Investigating Word Embedding Techniques for Extracting Disease, Gene, and Chemical Relationships from Biomedical Texts
Abstract
This thesis investigates word embedding models, including PubMedBERT, BioBERT, SkipGram, CBOW, and GloVe, in the context of Literature-Based Discovery (LBD) within biomedical research, with a specific focus on cancer-related entities. Firstly, I study the effectiveness of word embedding models in identifying current functional relationships (e.g., interaction) between genes, diseases, and chemicals, as recorded in the medical literature. As a reference, I use curated functional relationships from the Comparative Toxicogenomics Database (CTD). The goal is to evaluate each word embedding model, highlighting their strengths and weaknesses in identifying functional relationships in particular, and in biomedical text mining in general.
Next, I study the ability of word embedding models in discovering previously unknown functional relationships from the medical literature. I create word embeddings from the medical literature up until 2022, and check whether they can identify functional relationships that were not in CTD at that time (i.e., functional relationships found in CTD version 2024 but not part of CTD version 2022; time-slicing). If this is successful, it means that word embedding models can conduct LBD; they can identify previously unknown functional relationships from the medical literature.
We created word embeddings using models such as CBOW, SkipGram, GloVe, BioBERT, and PubMedBERT based on PubMed abstracts up to 2022. After generating the embeddings, we measured functional relatedness using cosine similarity for curated pairs from the CTD dataset. To evaluate the performance of these models, we calculated precision and recall by comparing the curated CTD pairs with the instance vector pairs of instances from CTD, using cosine similarity thresholds of 0.6, 0.7, and 0.8. Once these values were obtained, heatmaps were plotted to compare model performance and identify which model produced the best results.
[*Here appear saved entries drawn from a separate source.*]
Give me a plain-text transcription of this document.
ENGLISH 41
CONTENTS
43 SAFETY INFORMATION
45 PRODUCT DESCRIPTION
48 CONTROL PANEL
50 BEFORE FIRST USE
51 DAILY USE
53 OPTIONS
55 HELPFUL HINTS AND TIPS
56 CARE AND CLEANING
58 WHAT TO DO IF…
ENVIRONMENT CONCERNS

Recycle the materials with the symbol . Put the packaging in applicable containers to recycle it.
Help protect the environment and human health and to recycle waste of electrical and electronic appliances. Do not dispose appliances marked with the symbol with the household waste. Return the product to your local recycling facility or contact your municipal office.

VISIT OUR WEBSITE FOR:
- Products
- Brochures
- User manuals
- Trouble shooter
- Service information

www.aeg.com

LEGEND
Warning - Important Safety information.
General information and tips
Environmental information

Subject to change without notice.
The findings reveal that PubMedBERT and BioBERT significantly outperform traditional models like CBOW, SkipGram, and GloVe both on precision and recall; especially at a cosine similarity threshold of 0.7, which has been identified as an optimal balance between accuracy and comprehensive data retrieval.
The results also show that the word embeddings created from PubMed abstracts up to 2022 are able to capture functional relationships in newly curated pairs from the CTD dataset. Specifically, the dataset included 157 disease-chemical pairs, 138 disease-gene pairs, and 191 chemical-gene pairs. Using the generated word embeddings, the model successfully captured relatedness in 42 disease-chemical pairs, 58 disease-gene pairs, and 83 chemical-gene pairs.